AK Measure Reporting

Because of the multi-faceted nature of AK, articles that included the following elements of AK measures would be “precise and sufficiently complete” (American Educational Research Association, 2006, p. 35) for readers to interpret and replicate the study:

1. Definition of AK terms [e.g., alphabet knowledge, letter naming, letter identification; American Psychological Association JARS (2010), Table 1: Measures and covariates: methods used to collect data (p. 842; abbreviated hereafter as APA Table 1: Measures)];

2. Type of knowledge [e.g., names, sounds; American Educational Research Association (2006) standard 3.2 “collection of data or empirical materials” (p. 35; abbreviated hereafter as AERA 3.2)];

3. Type of alphabet letter [i.e., uppercase, lowercase; AERA 3.2];

4. Number of letters used [e.g., all 26, 10; AERA 3.2];

5. Order of letters [e.g., random, letter in participant's name first; AERA 3.2];

6. Format of measure [e.g., one sheet, individual cards; font type and size; AERA 3.2];

7. Directions [e.g., asked child to name letter the examiner pointed to; AERA 3.2];

8. How they used this measure in their analysis [e.g., separate or combined scores; AERA 4.3.c “appropriate use” (p. 36)];

9. methods used to enhance the quality of measurements, including training and reliability of data collectors [AERA 4.2.c. “coding processes”; APA Table 1: Measures];

10. Psychometric properties of researcher-developed instruments [AERA 4.3.c “dependability (reliability)” (p. 36); APA Table 1: Measures].

TABLE 1

Table 1. Journal information related to AK measures.

General Reporting

The elements about the study, which are not specifically related to the measure and data collection methods but need to be disclosed for interpretability and replicability, are:

11. Statement of the purpose or problem under study (AERA 1.1; APA Table 1: Introduction);

12. Research hypotheses or questions (APA Table 1: Introduction);

13. Relevant characteristics of participants: (a) eligibility and exclusion criteria, (b) age/grades, (c) gender (d) race/ethnicity, (e) SES/family income level, (f) language status (e.g., English as a second language), and (g) disability [AERA 3.1.a and APA Table 1: Method: Participant characteristics; although characteristics (b) - (g) are not mentioned specifically, they are relevant because they have been linked to literacy skills].
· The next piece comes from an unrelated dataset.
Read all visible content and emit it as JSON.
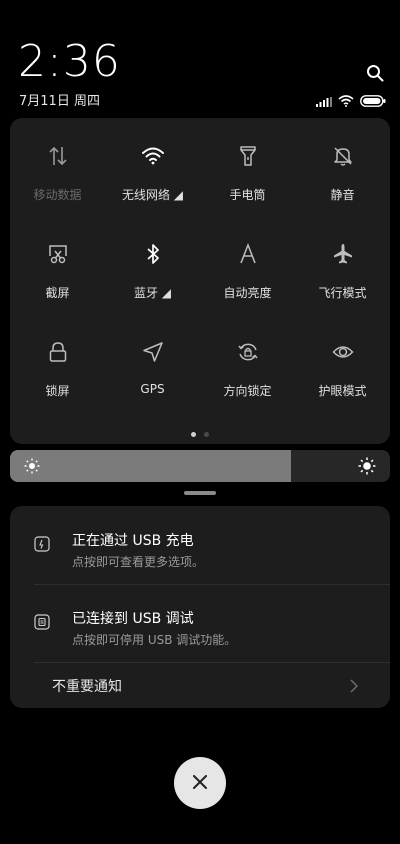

14. Sampling procedures (a) percentage of sample approached that participated, (b) settings and locations where data were collected, (c) payments made to participants (e.g., money or gifts), and (d) institutional review board agreements and ethical standards met (AERA 3.1.b and APA Table 1: Sampling procedures).

Coding

Similar to other studies of reporting quality (Zientek et al., 2008; Makel et al., 2016), a dichotomous scale (present, not present) was used and the quality of the information was not evaluated. If the authors mentioned the item anywhere in the article, it was marked as present. If coders could not locate anything related to the item, it was marked as not present except in the following circumstances. Because some elements analyzed were not relevant to all methodologies, a non-applicable (n/a) rather than a not present coding was denoted. Also, some articles investigated one element of AK exclusively so how they used their measure (i.e., individual, combined with other measures) was not applicable. Therefore, percentages, based on only those elements that apply to each study, are reported instead of total scores.

Graduate Assistants (GAs) were trained by the first author. During the training, the coding rubric was explained, then the trainer and trainees coded articles into an excel spreadsheet together until the GAs said they understood the process. The GAs then coded articles independently but were checked by the first author until the coded data were consistent to previously coded information. At least two trained people coded each article. These data sheets were then cross-checked for differences. Of the 1,323 coded items, there were 119 discrepancies (9%; κ = 0.82, an excellent rating; American Psychological Association, 2018). These were then discussed to come to a consensus of whether they were present or not.

Results

Reporting Quality

To investigate how authors reported what AK measures they used and how they used them, we looked at the quality of the reporting for the 10 elements of the measures related specifically to AK. See Table 1 for information about the reporting of each element of the AK measure for each article, percentage for each article, and the total percentage for each element. The range was from 10% to 100% of AK elements mentioned. The lowest number of studies (23%) defined the AK terms whereas the highest number of studies (88%, 2 n/a) denoted how they used the AK measure. The average for reporting all 10 AK elements was 71%, with a standard deviation of 22%.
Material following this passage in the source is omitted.